Miracle

Christian Lemoine

Qui déciderait d'un tel miracle ? Aussi improbable qu'une averse sous le dais éclatant d'un ciel entièrement bleu. D'une conscience ouverte sur des profondeurs ouatées, cherchant dans des remuements luisants aux limites des lueurs, la piste étonnée des sirènes.

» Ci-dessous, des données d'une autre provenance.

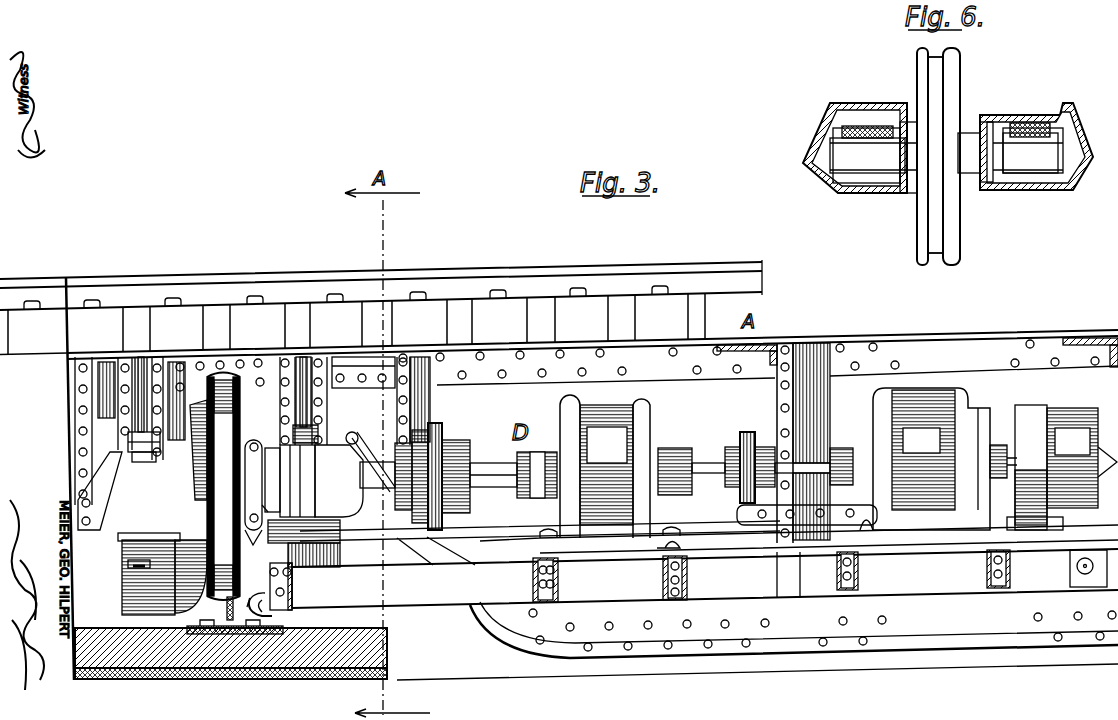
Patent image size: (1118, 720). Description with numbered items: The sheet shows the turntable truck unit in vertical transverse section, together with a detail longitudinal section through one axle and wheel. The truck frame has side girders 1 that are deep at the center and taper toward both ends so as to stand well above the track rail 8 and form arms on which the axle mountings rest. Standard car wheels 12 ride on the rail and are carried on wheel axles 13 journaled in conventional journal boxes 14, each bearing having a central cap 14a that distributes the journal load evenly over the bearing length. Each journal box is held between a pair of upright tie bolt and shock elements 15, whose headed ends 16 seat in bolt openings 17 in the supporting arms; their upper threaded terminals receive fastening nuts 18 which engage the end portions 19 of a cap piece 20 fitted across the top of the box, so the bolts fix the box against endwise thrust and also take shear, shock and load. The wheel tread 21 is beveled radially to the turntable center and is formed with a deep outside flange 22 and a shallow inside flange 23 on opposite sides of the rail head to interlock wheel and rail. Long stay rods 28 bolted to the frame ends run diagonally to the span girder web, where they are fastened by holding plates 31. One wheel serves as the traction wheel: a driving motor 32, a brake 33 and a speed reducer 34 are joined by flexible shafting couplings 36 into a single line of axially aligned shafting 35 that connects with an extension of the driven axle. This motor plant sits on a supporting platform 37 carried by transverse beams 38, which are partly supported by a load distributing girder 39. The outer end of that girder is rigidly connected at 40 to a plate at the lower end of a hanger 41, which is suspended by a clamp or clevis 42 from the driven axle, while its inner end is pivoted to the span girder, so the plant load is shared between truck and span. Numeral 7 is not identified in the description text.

In FIG. 3, the side girder 1 is at (132, 586).
In FIG. 3, the rail clip 7 is at (235, 613).
In FIG. 3, the track rail 8 is at (226, 606).
In FIG. 6, the truck wheel 12 is at (918, 95).
In FIG. 3, the truck wheel 12 is at (240, 425).
In FIG. 6, the wheel axle 13 is at (867, 170).
In FIG. 6, the journal box 14 is at (822, 180).
In FIG. 3, the journal box 14 is at (233, 481).
In FIG. 6, the central cap 14a is at (1010, 118).
In FIG. 3, the tie bolt and shock element 15 is at (140, 506).
In FIG. 3, the headed end 16 is at (118, 551).
In FIG. 3, the bolt opening 17 is at (128, 566).
In FIG. 3, the fastening nut 18 is at (140, 438).
In FIG. 3, the end portion of cap piece 19 is at (225, 437).
In FIG. 3, the cap piece 20 is at (138, 455).
In FIG. 6, the tread portion 21 is at (932, 204).
In FIG. 3, the tread portion 21 is at (222, 380).
In FIG. 6, the outside flange 22 is at (918, 231).
In FIG. 3, the outside flange 22 is at (207, 382).
In FIG. 6, the inside flange 23 is at (960, 229).
In FIG. 3, the inside flange 23 is at (238, 382).
In FIG. 3, the stay rod 28 is at (512, 520).
In FIG. 3, the holding plate 31 is at (740, 512).
In FIG. 3, the driving motor 32 is at (931, 459).
In FIG. 3, the brake 33 is at (1053, 467).
In FIG. 3, the speed reducer 34 is at (605, 466).
In FIG. 3, the shafting 35 is at (703, 465).
In FIG. 3, the flexible shafting coupling 36 is at (450, 448).
In FIG. 3, the supporting platform 37 is at (746, 560).
In FIG. 3, the transverse beam 38 is at (655, 581).
In FIG. 3, the load distributing girder 39 is at (705, 578).
In FIG. 3, the rigid connection 40 is at (268, 612).
In FIG. 3, the hanger 41 is at (292, 588).
In FIG. 3, the clamp or clevis 42 is at (270, 505).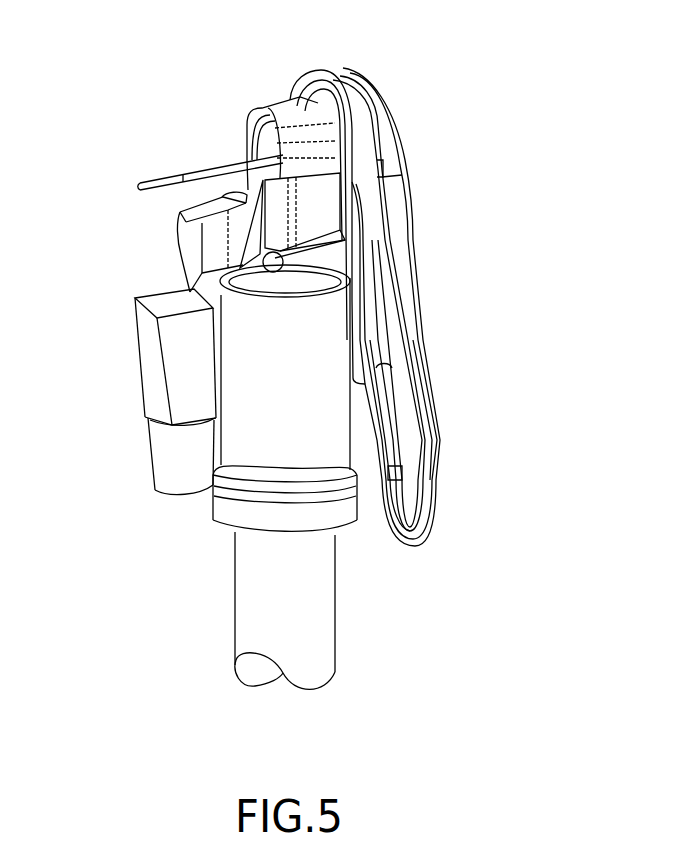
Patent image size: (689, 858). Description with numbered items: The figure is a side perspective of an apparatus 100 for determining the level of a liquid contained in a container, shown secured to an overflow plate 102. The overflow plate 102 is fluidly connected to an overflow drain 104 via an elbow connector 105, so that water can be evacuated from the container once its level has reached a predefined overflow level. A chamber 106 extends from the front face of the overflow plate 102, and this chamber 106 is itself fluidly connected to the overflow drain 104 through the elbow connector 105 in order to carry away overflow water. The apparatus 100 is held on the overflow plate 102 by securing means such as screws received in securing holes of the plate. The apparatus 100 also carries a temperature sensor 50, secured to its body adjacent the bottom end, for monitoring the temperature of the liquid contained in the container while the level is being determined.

The temperature sensor 50 is at (395, 468).
The apparatus 100 is at (422, 327).
The overflow plate 102 is at (329, 74).
The overflow drain 104 is at (267, 577).
The elbow connector 105 is at (280, 109).
The chamber 106 is at (258, 319).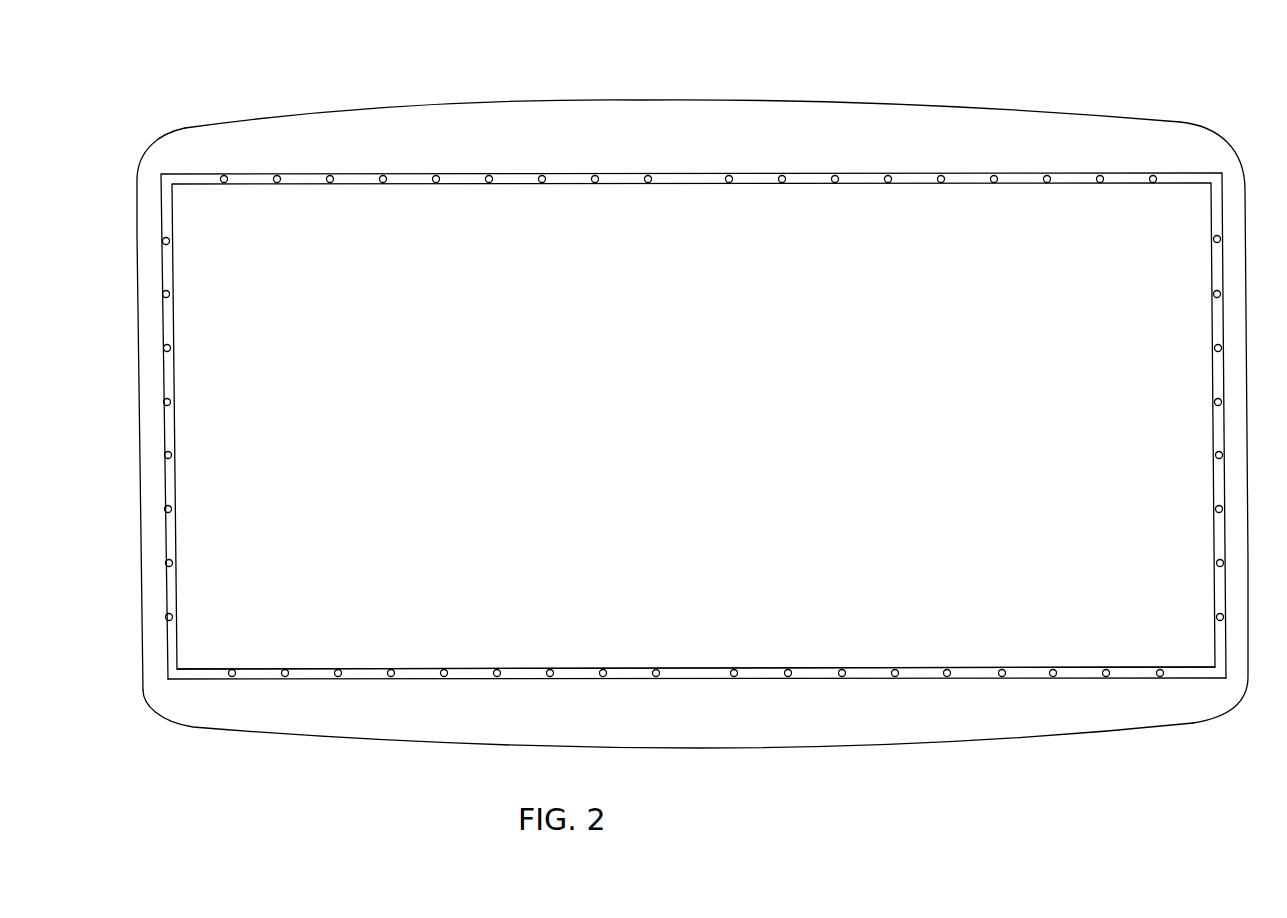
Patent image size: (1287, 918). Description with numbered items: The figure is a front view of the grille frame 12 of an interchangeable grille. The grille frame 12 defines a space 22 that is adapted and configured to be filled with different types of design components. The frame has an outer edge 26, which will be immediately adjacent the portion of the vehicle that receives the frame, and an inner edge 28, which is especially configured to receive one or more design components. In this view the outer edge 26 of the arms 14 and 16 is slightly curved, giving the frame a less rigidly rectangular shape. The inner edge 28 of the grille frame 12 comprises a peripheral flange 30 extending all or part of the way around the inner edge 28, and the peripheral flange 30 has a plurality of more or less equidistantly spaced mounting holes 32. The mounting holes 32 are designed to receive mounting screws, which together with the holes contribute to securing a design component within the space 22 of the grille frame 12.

The grille frame 12 is at (691, 416).
The arm 14 is at (195, 140).
The arm 16 is at (364, 728).
The space 22 is at (283, 419).
The outer edge 26 is at (342, 110).
The inner edge 28 is at (693, 426).
The peripheral flange 30 is at (470, 667).
The mounting holes 32 is at (390, 669).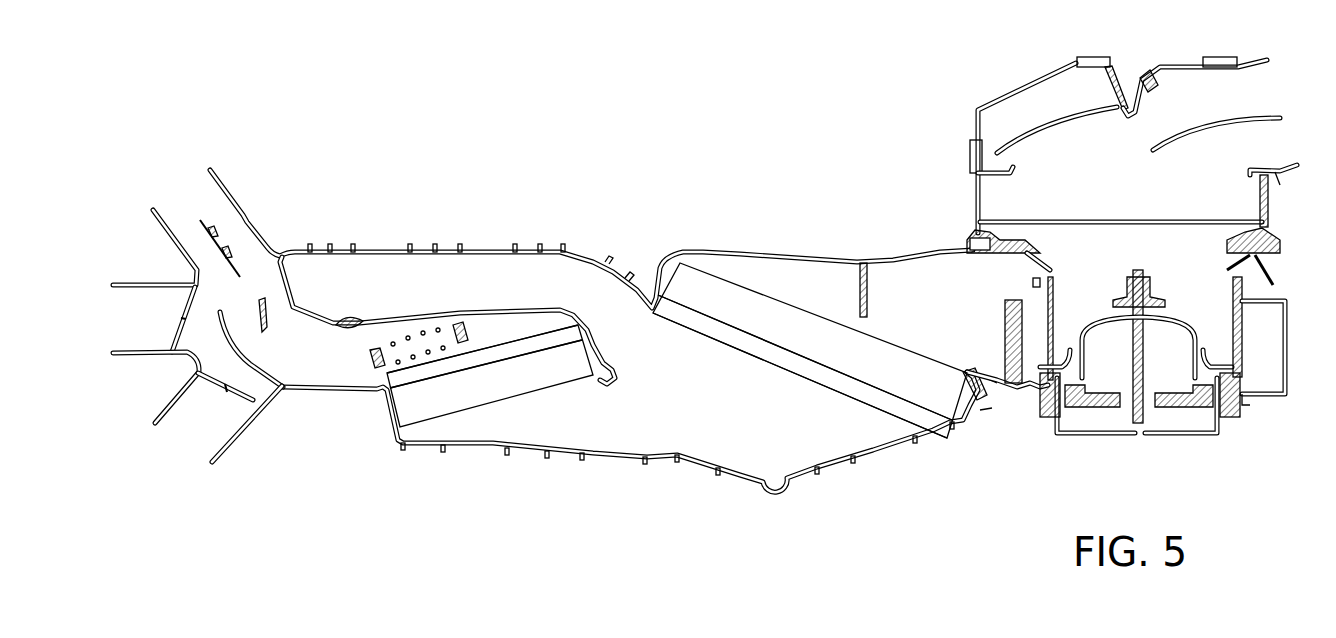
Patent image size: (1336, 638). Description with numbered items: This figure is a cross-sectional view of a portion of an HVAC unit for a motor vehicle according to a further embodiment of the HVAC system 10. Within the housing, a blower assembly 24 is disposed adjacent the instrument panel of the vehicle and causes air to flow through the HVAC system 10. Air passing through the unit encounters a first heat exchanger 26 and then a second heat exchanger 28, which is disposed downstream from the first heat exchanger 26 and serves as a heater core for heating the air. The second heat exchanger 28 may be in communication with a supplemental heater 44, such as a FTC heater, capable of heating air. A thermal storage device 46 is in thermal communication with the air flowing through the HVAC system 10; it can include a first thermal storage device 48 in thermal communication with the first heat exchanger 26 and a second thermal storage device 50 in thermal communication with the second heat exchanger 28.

The HVAC system 10 is at (445, 283).
The blower assembly 24 is at (1168, 420).
The first heat exchanger 26 is at (758, 323).
The second heat exchanger 28 is at (548, 375).
The supplemental heater 44 is at (370, 357).
The thermal storage device 46 is at (420, 375).
The first thermal storage device 48 is at (893, 417).
The second thermal storage device 50 is at (470, 370).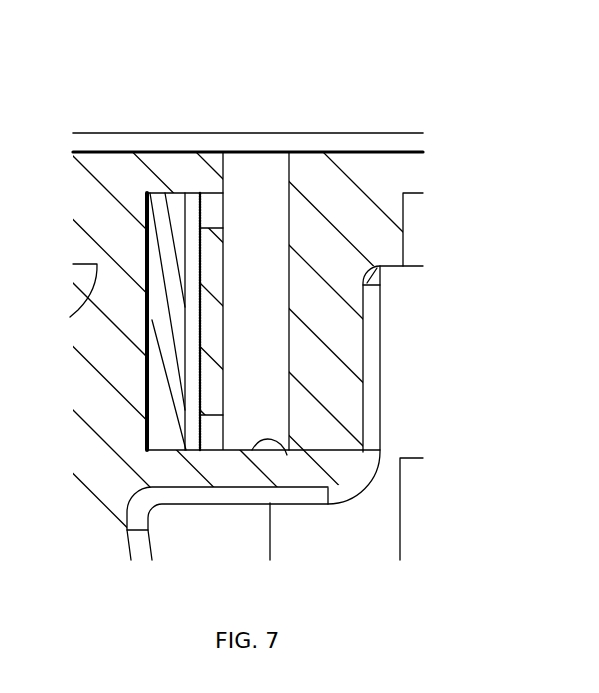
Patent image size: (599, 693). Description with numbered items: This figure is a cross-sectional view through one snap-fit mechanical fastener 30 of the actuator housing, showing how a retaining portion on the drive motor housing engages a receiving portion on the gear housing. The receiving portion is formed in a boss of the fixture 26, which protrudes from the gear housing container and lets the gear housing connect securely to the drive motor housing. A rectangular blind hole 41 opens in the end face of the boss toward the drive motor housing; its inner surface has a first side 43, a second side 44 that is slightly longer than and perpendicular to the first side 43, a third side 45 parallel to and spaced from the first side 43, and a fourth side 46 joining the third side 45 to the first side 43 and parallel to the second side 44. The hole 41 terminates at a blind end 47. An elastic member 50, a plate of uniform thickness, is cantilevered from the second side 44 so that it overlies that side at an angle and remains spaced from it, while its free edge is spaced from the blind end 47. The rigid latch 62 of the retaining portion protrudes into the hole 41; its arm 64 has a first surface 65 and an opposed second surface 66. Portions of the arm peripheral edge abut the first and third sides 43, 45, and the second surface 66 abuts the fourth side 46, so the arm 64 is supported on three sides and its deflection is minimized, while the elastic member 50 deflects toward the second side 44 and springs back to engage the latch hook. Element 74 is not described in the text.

The fixture 26 is at (108, 172).
The snap fit mechanical fastener 30 is at (124, 196).
The blind hole 41 is at (262, 314).
The first side 43 is at (143, 216).
The second side 44 is at (278, 342).
The third side 45 is at (287, 455).
The fourth side 46 is at (148, 367).
The blind end 47 is at (276, 403).
The elastic member 50 is at (214, 262).
The latch 62 is at (171, 208).
The arm 64 is at (206, 140).
The first surface 65 is at (190, 388).
The second surface 66 is at (148, 333).
The spacer 74 is at (212, 440).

Aussi improbable que le tapis étincelant d'une neige sur un atoll de paradis. Aussi froid et brûlant. Les contraires renversant les certitudes pour mieux découvrir des estrans de coraux frileux, pris dans le paradoxe des courants bouillonnants avant d'être laissés, offerts au soleil de tropiques de cartes postales. Comment saisir ces flamboyances, tant elles se déploient dans des langages sans locuteurs ? Comme une brûlure sur la peau, loin de toute source de chaleur ; le fracas d'un esprit bouleversé, tandis qu'il se tient replié dans son ermitage écarté des sentiers et des rencontres ; comme le chant qui persiste et persifle, oreilles bouchées à la cire, à l'étoupe hermétique, et malgré tout les mélodies s'insinuent et psalmodient encore ces vains et trompeurs chants d'espoir. Et s'en réjouir pour ne pas succomber à la déchirure d'un myocarde fracturé d'abandons. Aussi improbable qu'une aspiration d'air pur, que la survie de l'aérobie enfoncé loin en terre, dans ce caveau scellé où l'unique état de la matière est la paralysie minérale. L'asphyxie et le souffle jouant au même poumon. Le miracle ou la malédiction. Et le regard perdu et transi, de ne savoir auquel il faudra se soumettre.